Sottotitoli ricorretti da Cinema Zoo

Recensione:
La Cabina
è un cortometraggio di circa 35 minuti realizzato per la Televisión Española (TVE) da Antonio Mercero, un regista poco noto qua da noi, ma stimato in patria, autore di numerose serie televisive. Abbiamo una cabina telefonica che da subito ricorda l’ enigmatico monolite nero di 2001 Odissea nello Spazio, sia per la sua forma, che per la catarsi che causa (possiamo dire che entrambi sono mezzi di comunicazione). Messa lì, senza un apparente motivo dato che, tra l’ altro, è scollegata a qualsiasi linea telefonica. La maestria degli autori di questo raro e ricercato sketch sta principalmente nel dipingere un inizio grottesco, quasi comico, per poi permettere alla tensione di insinuarsi nel sorriso dello spettatore, viscosa e subdola. Man mano che passa il tempo, il bravissimo attore (che ricorda tantissimo Aldo Sambrell) chiuso nella cabina, passa dal rassegnato al terrorizzato, sperimentando una gamma di pensieri ed emozioni, quasi che non gli rimanesse altro da fare.

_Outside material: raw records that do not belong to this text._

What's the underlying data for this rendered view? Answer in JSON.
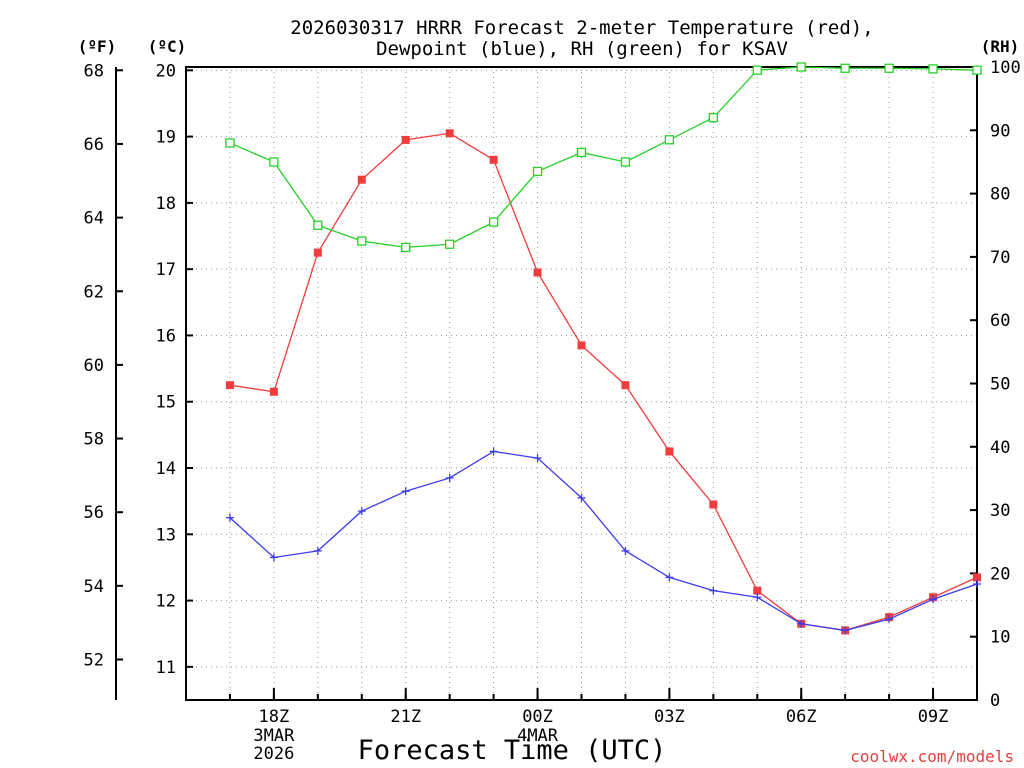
{
  "chart_data": {
    "type": "line",
    "title_line1": "2026030317 HRRR Forecast 2-meter Temperature (red),",
    "title_line2": "Dewpoint (blue), RH (green) for KSAV",
    "xlabel": "Forecast Time (UTC)",
    "credit": "coolwx.com/models",
    "left_outer_unit": "(ºF)",
    "left_inner_unit": "(ºC)",
    "right_unit": "(RH)",
    "celsius_range": [
      10.5,
      20.05
    ],
    "fahrenheit_ticks": [
      "52",
      "54",
      "56",
      "58",
      "60",
      "62",
      "64",
      "66",
      "68"
    ],
    "fahrenheit_tick_values": [
      52,
      54,
      56,
      58,
      60,
      62,
      64,
      66,
      68
    ],
    "celsius_ticks": [
      "11",
      "12",
      "13",
      "14",
      "15",
      "16",
      "17",
      "18",
      "19",
      "20"
    ],
    "celsius_tick_values": [
      11,
      12,
      13,
      14,
      15,
      16,
      17,
      18,
      19,
      20
    ],
    "rh_range": [
      0,
      100
    ],
    "rh_ticks": [
      "0",
      "10",
      "20",
      "30",
      "40",
      "50",
      "60",
      "70",
      "80",
      "90",
      "100"
    ],
    "rh_tick_values": [
      0,
      10,
      20,
      30,
      40,
      50,
      60,
      70,
      80,
      90,
      100
    ],
    "x_range_hours": [
      -1,
      17
    ],
    "x_ticks": [
      {
        "hour": 1,
        "label": "18Z",
        "sub1": "3MAR",
        "sub2": "2026"
      },
      {
        "hour": 4,
        "label": "21Z",
        "sub1": "",
        "sub2": ""
      },
      {
        "hour": 7,
        "label": "00Z",
        "sub1": "4MAR",
        "sub2": ""
      },
      {
        "hour": 10,
        "label": "03Z",
        "sub1": "",
        "sub2": ""
      },
      {
        "hour": 13,
        "label": "06Z",
        "sub1": "",
        "sub2": ""
      },
      {
        "hour": 16,
        "label": "09Z",
        "sub1": "",
        "sub2": ""
      }
    ],
    "series": [
      {
        "name": "Temperature",
        "color": "#f03c3c",
        "marker": "filled-square",
        "axis": "celsius",
        "x": [
          0,
          1,
          2,
          3,
          4,
          5,
          6,
          7,
          8,
          9,
          10,
          11,
          12,
          13,
          14,
          15,
          16,
          17
        ],
        "values": [
          15.25,
          15.15,
          17.25,
          18.35,
          18.95,
          19.05,
          18.65,
          16.95,
          15.85,
          15.25,
          14.25,
          13.45,
          12.15,
          11.65,
          11.55,
          11.75,
          12.05,
          12.35
        ]
      },
      {
        "name": "Dewpoint",
        "color": "#3c3cf0",
        "marker": "plus",
        "axis": "celsius",
        "x": [
          0,
          1,
          2,
          3,
          4,
          5,
          6,
          7,
          8,
          9,
          10,
          11,
          12,
          13,
          14,
          15,
          16,
          17
        ],
        "values": [
          13.25,
          12.65,
          12.75,
          13.35,
          13.65,
          13.85,
          14.25,
          14.15,
          13.55,
          12.75,
          12.35,
          12.15,
          12.05,
          11.65,
          11.55,
          11.72,
          12.02,
          12.25
        ]
      },
      {
        "name": "RH",
        "color": "#28d028",
        "marker": "open-square",
        "axis": "rh",
        "x": [
          0,
          1,
          2,
          3,
          4,
          5,
          6,
          7,
          8,
          9,
          10,
          11,
          12,
          13,
          14,
          15,
          16,
          17
        ],
        "values": [
          88,
          85,
          75,
          72.5,
          71.5,
          72,
          75.5,
          83.5,
          86.5,
          85,
          88.5,
          92,
          99.5,
          100,
          99.8,
          99.8,
          99.7,
          99.5
        ]
      }
    ]
  }
}
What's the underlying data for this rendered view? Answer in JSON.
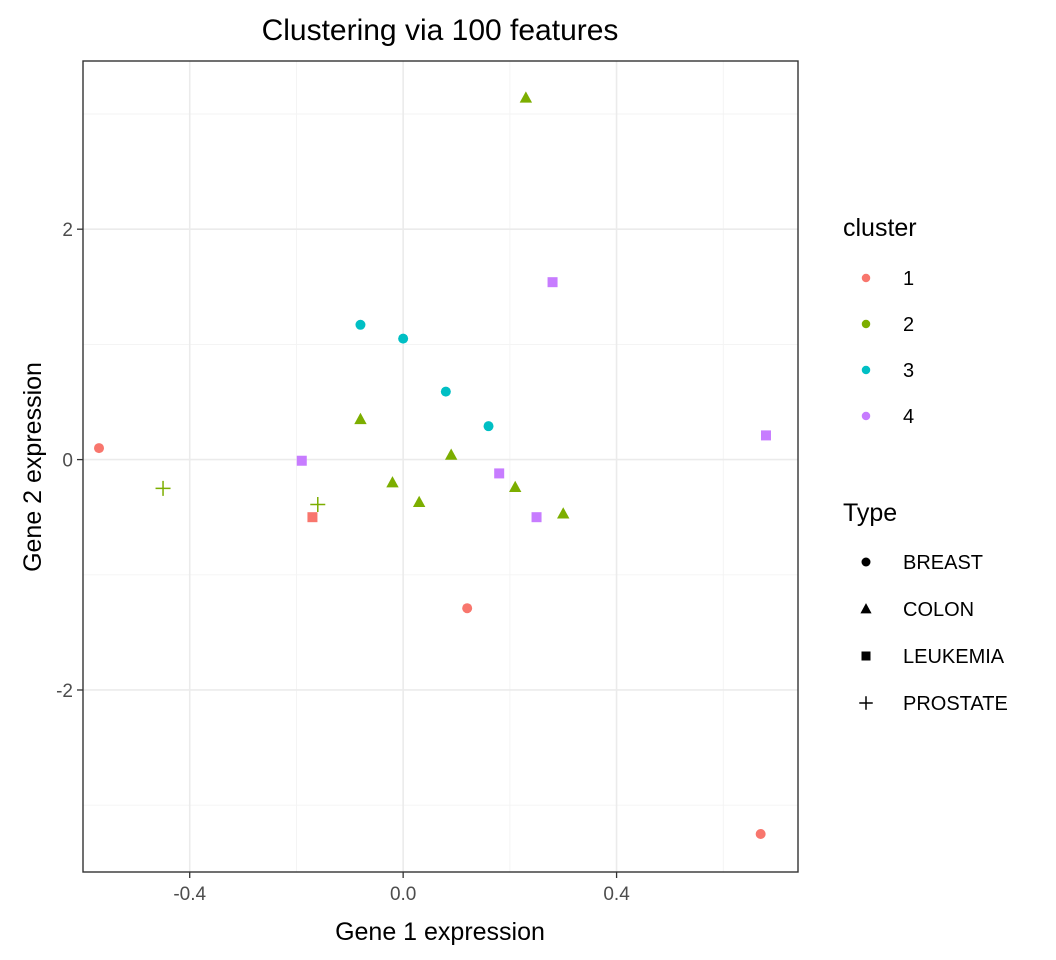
{
  "chart_data": {
    "type": "scatter",
    "title": "Clustering via 100 features",
    "xlabel": "Gene 1 expression",
    "ylabel": "Gene 2 expression",
    "xlim": [
      -0.6,
      0.74
    ],
    "ylim": [
      -3.58,
      3.46
    ],
    "x_ticks": [
      -0.4,
      0.0,
      0.4
    ],
    "x_tick_labels": [
      "-0.4",
      "0.0",
      "0.4"
    ],
    "y_ticks": [
      -2,
      0,
      2
    ],
    "y_tick_labels": [
      "-2",
      "0",
      "2"
    ],
    "grid": true,
    "legend_position": "right",
    "colour_legend": {
      "title": "cluster",
      "entries": [
        {
          "label": "1",
          "color": "#F8766D"
        },
        {
          "label": "2",
          "color": "#7CAE00"
        },
        {
          "label": "3",
          "color": "#00BFC4"
        },
        {
          "label": "4",
          "color": "#C77CFF"
        }
      ]
    },
    "shape_legend": {
      "title": "Type",
      "entries": [
        {
          "label": "BREAST",
          "shape": "circle"
        },
        {
          "label": "COLON",
          "shape": "triangle"
        },
        {
          "label": "LEUKEMIA",
          "shape": "square"
        },
        {
          "label": "PROSTATE",
          "shape": "plus"
        }
      ]
    },
    "points": [
      {
        "x": -0.57,
        "y": 0.1,
        "cluster": "1",
        "type": "BREAST"
      },
      {
        "x": 0.12,
        "y": -1.29,
        "cluster": "1",
        "type": "BREAST"
      },
      {
        "x": 0.67,
        "y": -3.25,
        "cluster": "1",
        "type": "BREAST"
      },
      {
        "x": -0.17,
        "y": -0.5,
        "cluster": "1",
        "type": "LEUKEMIA"
      },
      {
        "x": 0.23,
        "y": 3.14,
        "cluster": "2",
        "type": "COLON"
      },
      {
        "x": -0.08,
        "y": 0.35,
        "cluster": "2",
        "type": "COLON"
      },
      {
        "x": 0.09,
        "y": 0.04,
        "cluster": "2",
        "type": "COLON"
      },
      {
        "x": -0.02,
        "y": -0.2,
        "cluster": "2",
        "type": "COLON"
      },
      {
        "x": 0.03,
        "y": -0.37,
        "cluster": "2",
        "type": "COLON"
      },
      {
        "x": 0.21,
        "y": -0.24,
        "cluster": "2",
        "type": "COLON"
      },
      {
        "x": 0.3,
        "y": -0.47,
        "cluster": "2",
        "type": "COLON"
      },
      {
        "x": -0.45,
        "y": -0.25,
        "cluster": "2",
        "type": "PROSTATE"
      },
      {
        "x": -0.16,
        "y": -0.39,
        "cluster": "2",
        "type": "PROSTATE"
      },
      {
        "x": -0.08,
        "y": 1.17,
        "cluster": "3",
        "type": "BREAST"
      },
      {
        "x": 0.0,
        "y": 1.05,
        "cluster": "3",
        "type": "BREAST"
      },
      {
        "x": 0.08,
        "y": 0.59,
        "cluster": "3",
        "type": "BREAST"
      },
      {
        "x": 0.16,
        "y": 0.29,
        "cluster": "3",
        "type": "BREAST"
      },
      {
        "x": 0.28,
        "y": 1.54,
        "cluster": "4",
        "type": "LEUKEMIA"
      },
      {
        "x": -0.19,
        "y": -0.01,
        "cluster": "4",
        "type": "LEUKEMIA"
      },
      {
        "x": 0.18,
        "y": -0.12,
        "cluster": "4",
        "type": "LEUKEMIA"
      },
      {
        "x": 0.25,
        "y": -0.5,
        "cluster": "4",
        "type": "LEUKEMIA"
      },
      {
        "x": 0.68,
        "y": 0.21,
        "cluster": "4",
        "type": "LEUKEMIA"
      }
    ]
  }
}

Un’ introspezione forzata, totalmente inutile, che si squaglia come neve al sole davanti all’ impotenza di agire. Più che aiutarlo, la società attorno a lui (la gente) lo deride, e tutti coloro che cercano di aiutarlo si rivelano degli inetti, proprio come lui. Arriva poi l’ inquietante conclusione che ci conferma quello che avevamo già immaginato, ovvero che la cabina è una trappola, e tutto quello che sembra succedere per caso, non succede per caso. Ma chi l’ ha congeniata? Chi è l’ artefice di questo piano? Rimaniamo con un senso di oppressione dall’ alto, oppressione da qualcosa di cui non sappiamo nulla e quindi contro cui siamo disarmati. Sappiamo solo che non possiamo fare affidamento su nessuno. Un ottimo esercizio di stile da parte degli autori, che a noi italiani può ricordare qualcosa come Hanno Cambiato Faccia, ma la cui retorica, più che alle parole e ai dialoghi come nel film di Corrado Farina, è affidata alle immagini e all’ inquietante lavoro di camera/montaggio. La totale enigmaticità del filmato che non ci consegna un finale esplicito, lascia allo spettatore la libertà di arrovellarsi in varie supposizioni, per quanto mi riguarda, senza avere il bisogno di andare a tirare fuori chissà quale Nuovo Ordine Mondiale, semplicemente l’ omino-medio è più che altro vittima di sè stesso, poichè nessuno è entrato in casa a sequestrarlo, è finito semplicemente in trappola come un ingenuo topolino attratto dal formaggio.